Not as sore a thumb as the fact that Angelina Jolie never once wore a girdle between 1940 and 1961, but, pretty sore.
Did girdles of the period pad as well as cinch? I'm thinking she's pretty uncinchable unless you're working her breasts.
I think we're pasting height onto patricians ourself. There's not much about the aristocracy that seemed to require or produce height.
And yes, the oner in the car?
That was truly amazing. Even after I learned that the camera was on the roof, it's still cool.
The characters go through a lot, although there's not really much exploration of the emotional side the characters go through.
There's not much of an exploration of anything, is the thing. All that happens is they get Kee from Point A to Point B. And that's the whole movie, basically. You know, I just got a weird flashback to The Pianist, which I liked better. And I think they may have some similarities there, one about the past and one about the future, about surviving in a world where humanity has become inhumane.
Sorry to interrupt the Children of Men discussion, but I have to vent for just a second, and then I'll get out of the way. I just saw, finally, the 2005 Pride and Prejudice, and...yeesh. What a fucking mess.
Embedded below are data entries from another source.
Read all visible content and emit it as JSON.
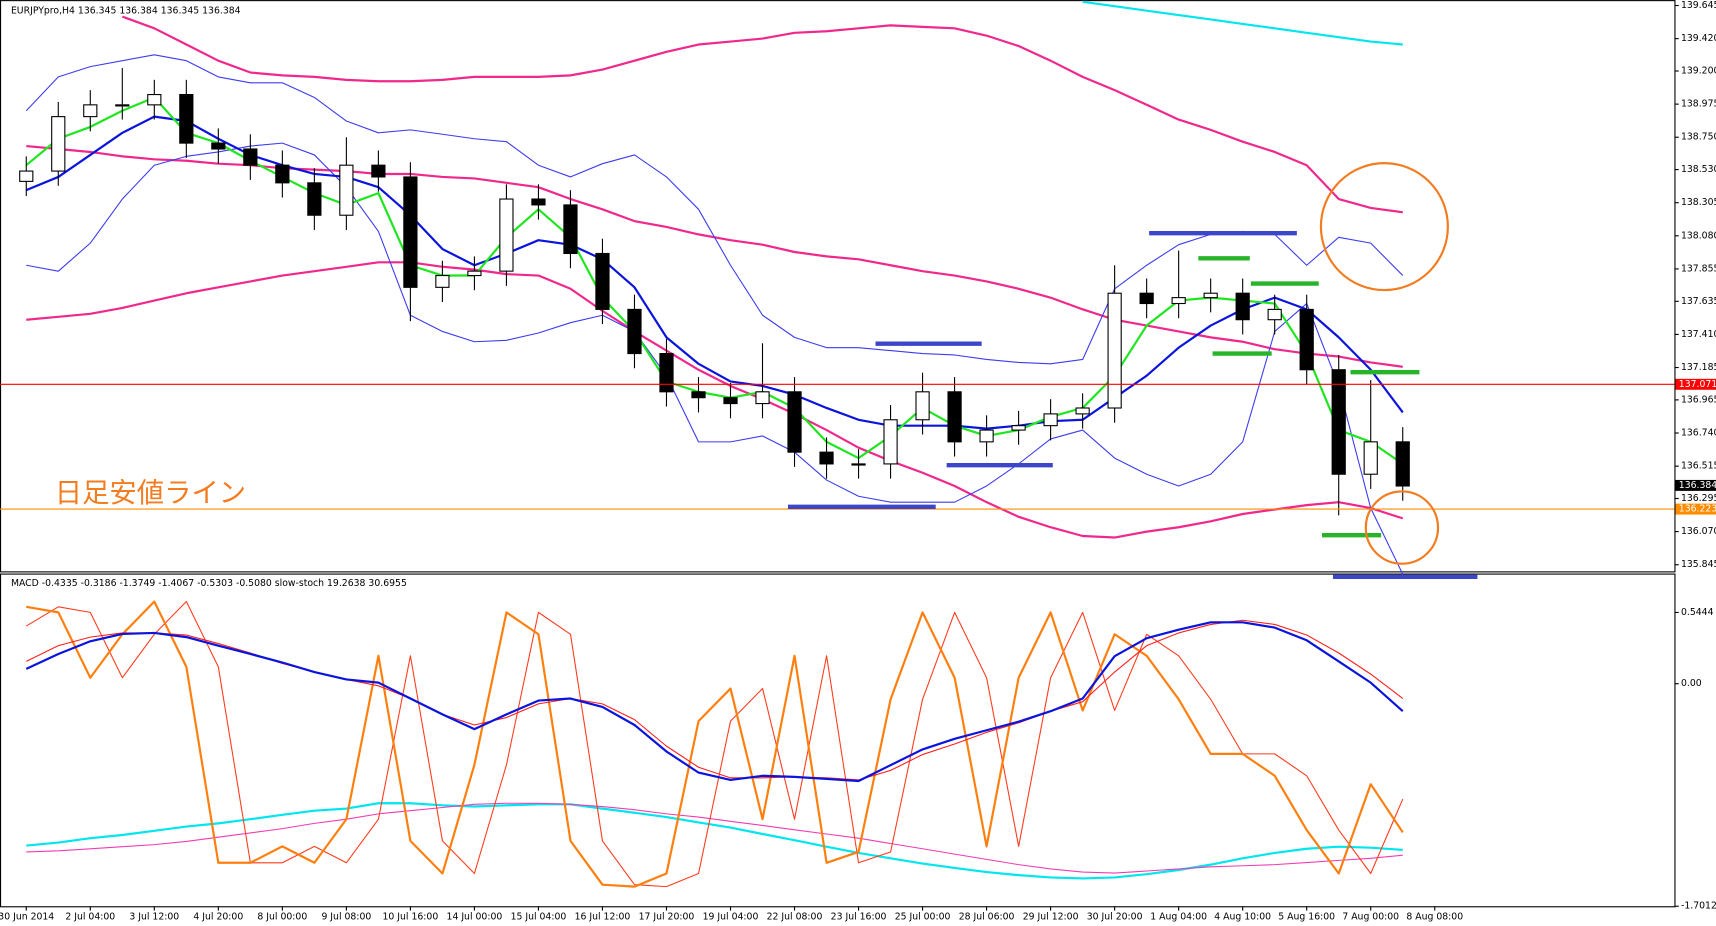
{
  "chart_data": [
    {
      "type": "candlestick",
      "title": "EURJPYpro,H4  136.345 136.384 136.345 136.384",
      "annotation": "日足安値ライン",
      "ylim": [
        135.8,
        139.682
      ],
      "yticks": [
        139.645,
        {
          "value": 139.42,
          "label": "139.420"
        },
        {
          "value": 139.2,
          "label": "139.200"
        },
        138.975,
        {
          "value": 138.75,
          "label": "138.750"
        },
        {
          "value": 138.53,
          "label": "138.530"
        },
        138.305,
        {
          "value": 138.08,
          "label": "138.080"
        },
        137.855,
        137.635,
        {
          "value": 137.41,
          "label": "137.410"
        },
        137.185,
        136.965,
        {
          "value": 136.74,
          "label": "136.740"
        },
        136.515,
        136.295,
        {
          "value": 136.07,
          "label": "136.070"
        },
        135.845
      ],
      "levels": [
        {
          "value": 137.071,
          "color": "#ff0000"
        },
        {
          "value": 136.223,
          "color": "#ff8c00"
        }
      ],
      "last_price": 136.384,
      "open": [
        138.45,
        138.52,
        138.89,
        138.97,
        138.97,
        139.04,
        138.71,
        138.67,
        138.56,
        138.44,
        138.22,
        138.56,
        138.48,
        137.73,
        137.81,
        137.84,
        138.33,
        138.29,
        137.96,
        137.58,
        137.28,
        137.02,
        136.98,
        136.94,
        137.02,
        136.61,
        136.53,
        136.53,
        136.83,
        137.02,
        136.68,
        136.76,
        136.79,
        136.87,
        136.91,
        137.69,
        137.62,
        137.66,
        137.69,
        137.51,
        137.58,
        137.17,
        136.46,
        136.68
      ],
      "high": [
        138.62,
        138.99,
        139.07,
        139.22,
        139.14,
        139.14,
        138.81,
        138.77,
        138.66,
        138.54,
        138.75,
        138.66,
        138.58,
        137.91,
        137.94,
        138.43,
        138.43,
        138.39,
        138.06,
        137.68,
        137.38,
        137.12,
        137.08,
        137.35,
        137.12,
        136.71,
        136.63,
        136.93,
        137.15,
        137.12,
        136.86,
        136.89,
        136.97,
        137.01,
        137.88,
        137.79,
        137.98,
        137.79,
        137.79,
        137.68,
        137.68,
        137.27,
        137.1,
        136.78
      ],
      "low": [
        138.35,
        138.42,
        138.79,
        138.87,
        138.87,
        138.61,
        138.57,
        138.46,
        138.34,
        138.12,
        138.12,
        138.38,
        137.5,
        137.63,
        137.71,
        137.74,
        138.19,
        137.86,
        137.48,
        137.18,
        136.92,
        136.88,
        136.84,
        136.84,
        136.51,
        136.43,
        136.43,
        136.43,
        136.73,
        136.58,
        136.58,
        136.66,
        136.69,
        136.77,
        136.81,
        137.52,
        137.52,
        137.56,
        137.41,
        137.41,
        137.07,
        136.18,
        136.36,
        136.28
      ],
      "close": [
        138.52,
        138.89,
        138.97,
        138.97,
        139.04,
        138.71,
        138.67,
        138.56,
        138.44,
        138.22,
        138.56,
        138.48,
        137.73,
        137.81,
        137.84,
        138.33,
        138.29,
        137.96,
        137.58,
        137.28,
        137.02,
        136.98,
        136.94,
        137.02,
        136.61,
        136.53,
        136.53,
        136.83,
        137.02,
        136.68,
        136.76,
        136.79,
        136.87,
        136.91,
        137.69,
        137.62,
        137.66,
        137.69,
        137.51,
        137.58,
        137.17,
        136.46,
        136.68,
        136.38
      ],
      "series": [
        {
          "color": "#f0288c",
          "values": [
            null,
            null,
            null,
            139.57,
            139.49,
            139.38,
            139.27,
            139.19,
            139.17,
            139.16,
            139.14,
            139.13,
            139.13,
            139.14,
            139.16,
            139.16,
            139.16,
            139.17,
            139.21,
            139.27,
            139.33,
            139.38,
            139.4,
            139.42,
            139.46,
            139.47,
            139.49,
            139.51,
            139.5,
            139.49,
            139.44,
            139.37,
            139.27,
            139.16,
            139.07,
            138.97,
            138.87,
            138.8,
            138.72,
            138.65,
            138.56,
            138.33,
            138.27,
            138.24
          ]
        },
        {
          "color": "#f0288c",
          "values": [
            138.69,
            138.67,
            138.65,
            138.62,
            138.6,
            138.59,
            138.57,
            138.56,
            138.54,
            138.53,
            138.52,
            138.5,
            138.5,
            138.48,
            138.47,
            138.44,
            138.41,
            138.33,
            138.26,
            138.18,
            138.14,
            138.09,
            138.05,
            138.02,
            137.97,
            137.94,
            137.92,
            137.88,
            137.84,
            137.81,
            137.77,
            137.72,
            137.66,
            137.58,
            137.51,
            137.47,
            137.43,
            137.39,
            137.36,
            137.31,
            137.28,
            137.26,
            137.22,
            137.19
          ]
        },
        {
          "color": "#f0288c",
          "values": [
            137.51,
            137.53,
            137.55,
            137.59,
            137.64,
            137.69,
            137.73,
            137.77,
            137.81,
            137.84,
            137.87,
            137.9,
            137.9,
            137.87,
            137.85,
            137.82,
            137.81,
            137.72,
            137.57,
            137.43,
            137.3,
            137.17,
            137.06,
            136.97,
            136.87,
            136.76,
            136.64,
            136.55,
            136.47,
            136.38,
            136.27,
            136.17,
            136.1,
            136.04,
            136.03,
            136.07,
            136.1,
            136.14,
            136.19,
            136.22,
            136.25,
            136.27,
            136.23,
            136.16
          ]
        },
        {
          "color": "#3c3cf0",
          "values": [
            138.93,
            139.16,
            139.23,
            139.27,
            139.31,
            139.27,
            139.16,
            139.12,
            139.12,
            139.02,
            138.86,
            138.78,
            138.8,
            138.77,
            138.74,
            138.72,
            138.56,
            138.48,
            138.57,
            138.63,
            138.48,
            138.26,
            137.88,
            137.54,
            137.39,
            137.32,
            137.32,
            137.3,
            137.28,
            137.27,
            137.24,
            137.22,
            137.21,
            137.24,
            137.72,
            137.88,
            138.02,
            138.09,
            138.11,
            138.09,
            137.88,
            138.07,
            138.03,
            137.81
          ]
        },
        {
          "color": "#3c3cf0",
          "values": [
            137.88,
            137.84,
            138.03,
            138.33,
            138.56,
            138.62,
            138.65,
            138.69,
            138.71,
            138.63,
            138.41,
            138.11,
            137.54,
            137.43,
            137.36,
            137.37,
            137.42,
            137.49,
            137.54,
            137.43,
            137.13,
            136.68,
            136.68,
            136.72,
            136.61,
            136.42,
            136.31,
            136.27,
            136.27,
            136.27,
            136.38,
            136.53,
            136.7,
            136.76,
            136.57,
            136.46,
            136.38,
            136.46,
            136.68,
            137.43,
            137.62,
            137.06,
            136.23,
            135.78
          ]
        },
        {
          "color": "#0a14dc",
          "values": [
            138.39,
            138.48,
            138.63,
            138.78,
            138.89,
            138.86,
            138.74,
            138.63,
            138.56,
            138.5,
            138.48,
            138.41,
            138.22,
            137.99,
            137.88,
            137.96,
            138.05,
            138.02,
            137.92,
            137.73,
            137.39,
            137.21,
            137.09,
            137.06,
            137.0,
            136.91,
            136.83,
            136.79,
            136.79,
            136.79,
            136.77,
            136.79,
            136.82,
            136.83,
            136.98,
            137.13,
            137.32,
            137.47,
            137.58,
            137.66,
            137.58,
            137.39,
            137.17,
            136.88
          ]
        },
        {
          "color": "#1ee61e",
          "values": [
            138.56,
            138.74,
            138.82,
            138.93,
            139.02,
            138.78,
            138.71,
            138.59,
            138.48,
            138.37,
            138.29,
            138.37,
            137.88,
            137.81,
            137.81,
            138.07,
            138.26,
            138.07,
            137.66,
            137.43,
            137.09,
            137.02,
            136.98,
            137.02,
            136.91,
            136.68,
            136.57,
            136.72,
            136.91,
            136.79,
            136.72,
            136.76,
            136.85,
            136.91,
            137.13,
            137.47,
            137.64,
            137.66,
            137.64,
            137.62,
            137.28,
            136.76,
            136.68,
            136.53
          ]
        },
        {
          "color": "#00e5ee",
          "values": [
            null,
            null,
            null,
            null,
            null,
            null,
            null,
            null,
            null,
            null,
            null,
            null,
            null,
            null,
            null,
            null,
            null,
            null,
            null,
            null,
            null,
            null,
            null,
            null,
            null,
            null,
            null,
            null,
            null,
            null,
            null,
            null,
            null,
            139.67,
            139.64,
            139.61,
            139.58,
            139.55,
            139.52,
            139.49,
            139.46,
            139.43,
            139.4,
            139.38
          ]
        }
      ]
    },
    {
      "type": "line",
      "title": "MACD -0.4335 -0.3186 -1.3749 -1.4067 -0.5303 -0.5080  slow-stoch 19.2638 30.6955",
      "ylim": [
        -1.7012,
        0.842
      ],
      "yticks": [
        0.5444,
        {
          "value": 0,
          "label": "0.00"
        },
        -1.7012
      ],
      "y2lim": [
        -6,
        108
      ],
      "time_labels": [
        "30 Jun 2014",
        "2 Jul 04:00",
        "3 Jul 12:00",
        "4 Jul 20:00",
        "8 Jul 00:00",
        "9 Jul 08:00",
        "10 Jul 16:00",
        "14 Jul 00:00",
        "15 Jul 04:00",
        "16 Jul 12:00",
        "17 Jul 20:00",
        "19 Jul 04:00",
        "22 Jul 08:00",
        "23 Jul 16:00",
        "25 Jul 00:00",
        "28 Jul 06:00",
        "29 Jul 12:00",
        "30 Jul 20:00",
        "1 Aug 04:00",
        "4 Aug 10:00",
        "5 Aug 16:00",
        "7 Aug 00:00",
        "8 Aug 08:00"
      ],
      "series": [
        {
          "color": "#00e5ee",
          "values": [
            -1.238,
            -1.214,
            -1.181,
            -1.157,
            -1.125,
            -1.092,
            -1.068,
            -1.036,
            -1.003,
            -0.971,
            -0.955,
            -0.914,
            -0.914,
            -0.93,
            -0.939,
            -0.93,
            -0.922,
            -0.922,
            -0.955,
            -0.987,
            -1.019,
            -1.06,
            -1.1,
            -1.149,
            -1.197,
            -1.246,
            -1.294,
            -1.335,
            -1.375,
            -1.408,
            -1.44,
            -1.464,
            -1.481,
            -1.489,
            -1.481,
            -1.456,
            -1.424,
            -1.383,
            -1.335,
            -1.294,
            -1.262,
            -1.246,
            -1.254,
            -1.27
          ]
        },
        {
          "color": "#f03cb4",
          "values": [
            -1.286,
            -1.278,
            -1.262,
            -1.246,
            -1.23,
            -1.206,
            -1.173,
            -1.141,
            -1.108,
            -1.068,
            -1.036,
            -0.995,
            -0.971,
            -0.947,
            -0.922,
            -0.914,
            -0.914,
            -0.922,
            -0.939,
            -0.963,
            -0.995,
            -1.019,
            -1.052,
            -1.084,
            -1.117,
            -1.149,
            -1.181,
            -1.222,
            -1.262,
            -1.303,
            -1.343,
            -1.383,
            -1.416,
            -1.44,
            -1.448,
            -1.432,
            -1.416,
            -1.4,
            -1.392,
            -1.383,
            -1.367,
            -1.351,
            -1.335,
            -1.311
          ]
        },
        {
          "color": "#ff3c1e",
          "axis": "y2",
          "values": [
            90,
            96.6,
            94.7,
            72.3,
            87.2,
            98.4,
            76.0,
            8.9,
            8.9,
            14.5,
            8.9,
            23.8,
            79.8,
            16.4,
            5.2,
            42.5,
            94.7,
            87.2,
            16.4,
            1.4,
            0.7,
            5.2,
            57.4,
            68.6,
            23.8,
            79.8,
            8.9,
            12.6,
            64.9,
            94.7,
            72.3,
            14.5,
            72.3,
            94.7,
            61.1,
            87.2,
            79.8,
            64.9,
            46.2,
            46.2,
            38.7,
            20.1,
            5.2,
            30.7
          ]
        },
        {
          "color": "#ff7f0e",
          "axis": "y2",
          "values": [
            96.6,
            94.7,
            72.3,
            87.2,
            98.4,
            76.0,
            8.9,
            8.9,
            14.5,
            8.9,
            23.8,
            79.8,
            16.4,
            5.2,
            42.5,
            94.7,
            87.2,
            16.4,
            1.4,
            0.7,
            5.2,
            57.4,
            68.6,
            23.8,
            79.8,
            8.9,
            12.6,
            64.9,
            94.7,
            72.3,
            14.5,
            72.3,
            94.7,
            61.1,
            87.2,
            79.8,
            64.9,
            46.2,
            46.2,
            38.7,
            20.1,
            5.2,
            35.8,
            19.3
          ]
        },
        {
          "color": "#ff2020",
          "values": [
            0.17,
            0.291,
            0.356,
            0.388,
            0.388,
            0.372,
            0.307,
            0.235,
            0.154,
            0.089,
            0.032,
            -0.016,
            -0.113,
            -0.235,
            -0.316,
            -0.259,
            -0.154,
            -0.113,
            -0.154,
            -0.275,
            -0.477,
            -0.639,
            -0.72,
            -0.72,
            -0.712,
            -0.72,
            -0.736,
            -0.663,
            -0.542,
            -0.461,
            -0.372,
            -0.299,
            -0.21,
            -0.138,
            0.089,
            0.291,
            0.388,
            0.453,
            0.485,
            0.453,
            0.372,
            0.235,
            0.073,
            -0.113
          ]
        },
        {
          "color": "#0a14dc",
          "values": [
            0.113,
            0.227,
            0.324,
            0.38,
            0.388,
            0.356,
            0.291,
            0.227,
            0.162,
            0.089,
            0.032,
            0.008,
            -0.113,
            -0.235,
            -0.348,
            -0.235,
            -0.129,
            -0.113,
            -0.178,
            -0.316,
            -0.518,
            -0.68,
            -0.736,
            -0.704,
            -0.712,
            -0.728,
            -0.744,
            -0.623,
            -0.502,
            -0.421,
            -0.356,
            -0.291,
            -0.21,
            -0.113,
            0.21,
            0.348,
            0.413,
            0.469,
            0.469,
            0.429,
            0.332,
            0.17,
            0.008,
            -0.21
          ]
        }
      ]
    }
  ]
}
What a waste of an almost uniformly tremendous cast on a load of clunky, clanking dialogue (for almost every single modernized rewritten line, there already existed a line by Austen that could have said the same thing more concisely and sharply; there wasn't one single rewritten line that sped things up, clarified things, or served any plot or character purpose whatsoever), ugly clothing, pointless melodrama (so many changes to Austen's story, again to no purpose), and incredibly irritating anachronisms (Bingley visiting Jane's sickroom? Darcy and Lizzie meeting on the windswept heath in their nightclothes? The fuck?!?).
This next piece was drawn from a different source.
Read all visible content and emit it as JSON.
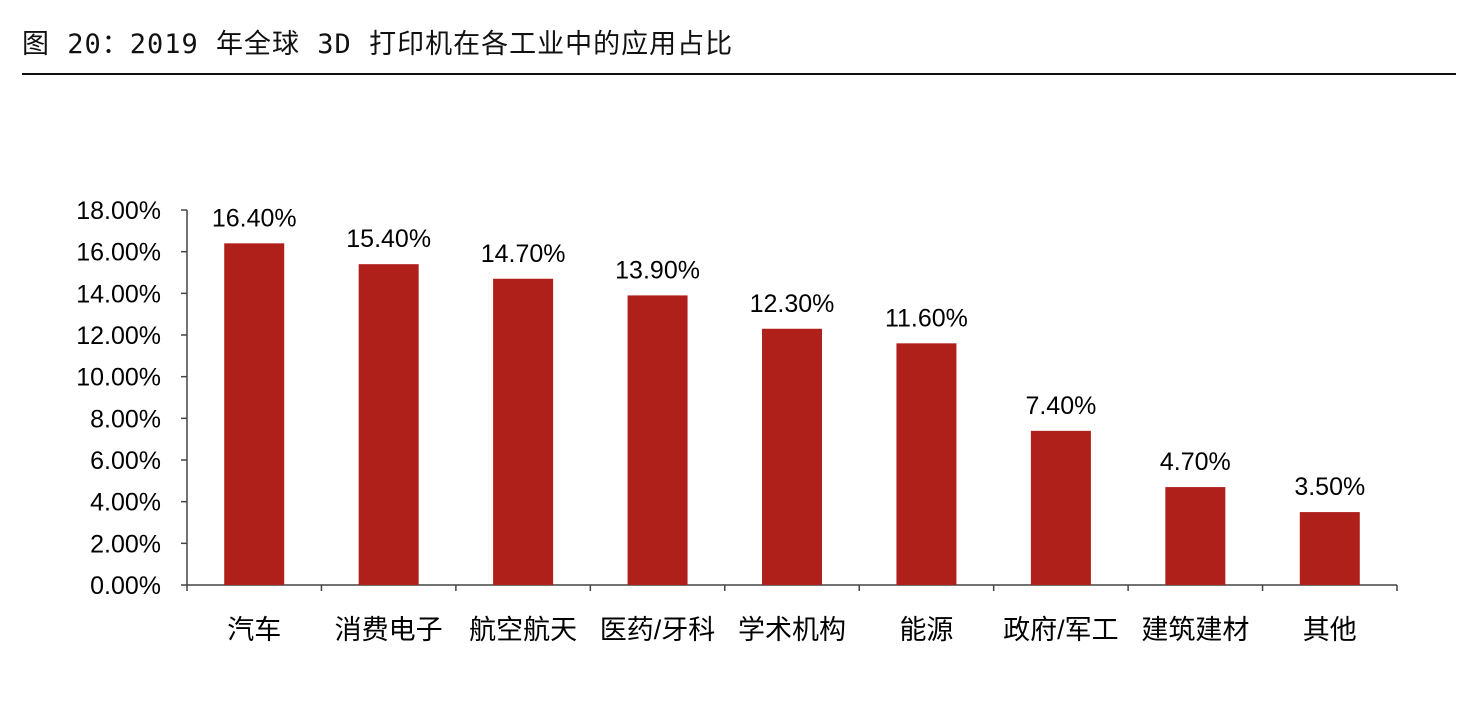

One sad example among many: the utterly shitty decision to make Charlotte Lucas being penniless and desperate to marry to save herself from the poorhouse instead of wealthy, bored and unhappy, and desperate to avoid spinsterhood in her kindly but dull parents' house. Sure, the stakes are heightened, but since the movie spends no time on Charlotte's character or circumstances before the engagement, the heightened stakes carry no emotional weight, and the complex sadness of her original compromise -- giving her vibrant, intelligent self to a repellant dullard like Collins because it's the only hope she has, plain as she is and adequate but unspectacular as her fortune is, of ever being anything but someone's spinster daughter -- is entirely lost. And the "I am not romantic, Lizzie. You know I never was" speech wouldn't have taken up any more time than that stupid, anachronistic "Don't you dare judge me, Lizzie!" screech. Artificially, completely ineffectively heightened stakes that illuminate nothing, streamline nothing, bung up the works.
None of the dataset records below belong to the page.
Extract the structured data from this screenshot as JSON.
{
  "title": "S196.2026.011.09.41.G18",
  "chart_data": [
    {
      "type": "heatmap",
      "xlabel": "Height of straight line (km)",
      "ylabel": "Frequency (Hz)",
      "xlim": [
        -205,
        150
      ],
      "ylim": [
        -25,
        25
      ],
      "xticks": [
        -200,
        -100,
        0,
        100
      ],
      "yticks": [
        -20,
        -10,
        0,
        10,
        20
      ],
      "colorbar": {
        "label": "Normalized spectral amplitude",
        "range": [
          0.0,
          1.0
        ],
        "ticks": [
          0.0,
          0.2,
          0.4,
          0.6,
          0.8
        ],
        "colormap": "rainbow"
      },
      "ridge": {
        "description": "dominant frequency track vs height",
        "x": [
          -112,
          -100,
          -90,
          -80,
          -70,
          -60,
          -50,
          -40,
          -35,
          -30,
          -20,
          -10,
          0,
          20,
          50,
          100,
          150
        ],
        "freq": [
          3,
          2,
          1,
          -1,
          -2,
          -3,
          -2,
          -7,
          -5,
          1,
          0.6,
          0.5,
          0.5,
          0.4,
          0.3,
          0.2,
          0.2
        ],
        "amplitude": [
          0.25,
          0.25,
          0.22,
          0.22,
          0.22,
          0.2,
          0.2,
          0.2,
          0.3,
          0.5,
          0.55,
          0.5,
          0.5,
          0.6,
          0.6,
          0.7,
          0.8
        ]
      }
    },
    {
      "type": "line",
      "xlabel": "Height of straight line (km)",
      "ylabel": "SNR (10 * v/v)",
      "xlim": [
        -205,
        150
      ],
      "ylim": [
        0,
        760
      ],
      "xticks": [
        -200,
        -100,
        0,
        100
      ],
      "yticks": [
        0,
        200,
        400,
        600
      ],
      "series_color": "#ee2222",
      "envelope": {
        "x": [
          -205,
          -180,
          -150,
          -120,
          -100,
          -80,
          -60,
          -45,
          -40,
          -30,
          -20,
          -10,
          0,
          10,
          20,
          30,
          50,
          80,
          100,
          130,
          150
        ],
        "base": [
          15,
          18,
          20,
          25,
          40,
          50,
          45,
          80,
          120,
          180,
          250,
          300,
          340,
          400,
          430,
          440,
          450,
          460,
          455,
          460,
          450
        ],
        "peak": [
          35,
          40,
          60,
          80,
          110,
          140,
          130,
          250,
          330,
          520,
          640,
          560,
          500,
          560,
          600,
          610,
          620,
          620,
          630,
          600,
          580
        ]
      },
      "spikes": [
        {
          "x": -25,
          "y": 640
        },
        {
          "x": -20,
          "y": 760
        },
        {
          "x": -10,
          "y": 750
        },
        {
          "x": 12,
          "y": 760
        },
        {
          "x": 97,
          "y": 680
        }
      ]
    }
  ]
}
And, bleah, all the other pointless changes and omissions. Wickham and Georgiana, Wickham and Lydia, the bitchy Bingley spinster, Lizzie and Jane's deep sisterly friendship.
And what the fuck happened to the funny? You can't make it a straight romance; it's a romantic comedy. Take out the funny and you're not left with love and drama, you're left with nothing. The 1995 BBC version and even the much earlier, also crazy anachronistic Olivier version were about eighty jillion times more romantic than this "I love you! I love him! Do you really love him, do you! Mrs. Darcy!" horseshit. All those poor actors, doing the best they can without being allowed to be funny; it was just brutally unfair to demand such a thing of them.
Bah.
Okay, I'm done. A year late. Carry on with the much more interesting discussion of movies that are actually being all movie-like right now.
::goes away to take Pride and Prejudice out of NetFlix queue::
What a waste of an almost uniformly tremendous cast on a load of clunky, clanking dialogue (for almost every single modernized rewritten line, there already existed a line by Austen that could have said the same thing more concisely and sharply; there wasn't one single rewritten line that sped things up, clarified things, or served any plot or character purpose whatsoever)
This was what pissed me off the most about that version -- why even BOTHER making a Jane Austen novel into a movie if you're not going to use her words? (Excepting something like Clueless, natch.) Feh feh fehity feh.
I'm with Jessica. I felt with the characters all along--I was THERE, so I didn't need discussion. I also disagree thjat nothing happened. the big jpurney was interior--Theo changed from someone who was leading a comfortable, self-centered and numb existance to a person who was willing to sacrifice himself for a tenuous hope for a future for mankind.
The funny thing is, all the reviews of P&P I saw were positive. Although I never trusted them, and never saw it.